Sixteen years ago I imported what was probably the first pallet of New Zealand Sauvignon to be landed in Poland. It came from Soljans, a small family-owned winery from just north of Auckland run by the ever-smiling Tony Soljan whose family had emigrated from Croatia to New Zealand in the early part of the 20th century.
It was an instant success. I had bought the Sauvignon Blanc especially for Kania Lodge so that I could offer guests something a bit more interesting than was generally available in Poland at that time. But guests immediately began taking a case or two with them when they left. Soon I was getting phone calls from Warsaw and other cities from people desperate to get their hands on some of Tony’s Sauvignon Blanc.
That was the genesis of Wine Express, a mail order company I started a year later to cater what was clearly a demand for more exotic wines than currently available. Soon we had an ever-expanding list of wines from family-owned wineries, some of them famous, from most wine producing countries in the world.
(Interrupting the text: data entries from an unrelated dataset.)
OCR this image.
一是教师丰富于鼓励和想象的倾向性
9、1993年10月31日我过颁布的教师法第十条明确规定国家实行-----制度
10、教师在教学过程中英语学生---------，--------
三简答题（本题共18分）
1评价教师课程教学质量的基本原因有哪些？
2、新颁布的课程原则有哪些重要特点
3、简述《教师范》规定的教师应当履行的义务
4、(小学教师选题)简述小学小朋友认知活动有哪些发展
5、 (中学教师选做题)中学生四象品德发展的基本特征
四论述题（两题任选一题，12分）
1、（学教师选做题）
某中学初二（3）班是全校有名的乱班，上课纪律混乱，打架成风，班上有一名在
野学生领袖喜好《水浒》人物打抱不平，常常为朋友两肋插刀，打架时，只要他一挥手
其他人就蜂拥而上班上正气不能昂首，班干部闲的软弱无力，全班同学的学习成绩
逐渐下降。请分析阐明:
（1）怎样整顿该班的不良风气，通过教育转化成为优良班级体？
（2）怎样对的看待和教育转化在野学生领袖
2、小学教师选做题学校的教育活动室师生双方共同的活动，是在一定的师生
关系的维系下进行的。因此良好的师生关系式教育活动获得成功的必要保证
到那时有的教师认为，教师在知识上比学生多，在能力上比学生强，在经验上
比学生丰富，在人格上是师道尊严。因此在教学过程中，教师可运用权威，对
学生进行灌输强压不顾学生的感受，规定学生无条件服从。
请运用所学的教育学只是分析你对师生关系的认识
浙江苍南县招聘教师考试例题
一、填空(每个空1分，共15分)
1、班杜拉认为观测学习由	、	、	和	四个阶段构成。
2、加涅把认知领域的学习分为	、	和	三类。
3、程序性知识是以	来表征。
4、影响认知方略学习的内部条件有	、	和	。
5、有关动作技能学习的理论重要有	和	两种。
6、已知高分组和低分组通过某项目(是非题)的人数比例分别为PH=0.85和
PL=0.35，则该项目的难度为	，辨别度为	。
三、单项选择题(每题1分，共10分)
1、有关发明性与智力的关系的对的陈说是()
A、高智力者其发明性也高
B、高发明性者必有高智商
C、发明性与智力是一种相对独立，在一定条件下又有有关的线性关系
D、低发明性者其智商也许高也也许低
Photo courtesy of enofaza.pl

But we kept promoting NZ Sauvignon Blanc. While continuing with Soljans, we quickly expanded our range of New Zealand Sauvignon Blancs to include wines from Dog Point, Jules Taylor, Rockburn, Te Mata Estate, Kumeu River and, more recently, Woollaston and Supernatural. We’ve for sure the largest range of Sauvignon Blanc available in Poland.
Now we have turned out attention to promoting other wines that New Zealand does so well. Kumeu River, for example produces some of the world’s best Chardonnay. Pinot Noirs are coming along too and there were plenty of them at the New Zealand Trade and Enterprise wine tasting in Warsaw last week. The on-line wine magazine Winicjatywa voted Jules Taylor’s Pinot Noir as the best at the show and praised their new Gruner Veltliner. Te Mata’s Gamay Noir was also singled out for high praise.
Of course there were many other top class wineries exhibiting at the show and I hope they find importers for their wines. They’ll join a dozen or two already here. Many of them , like us, are now importing container loads rather than the single pallets I started out with all those years ago.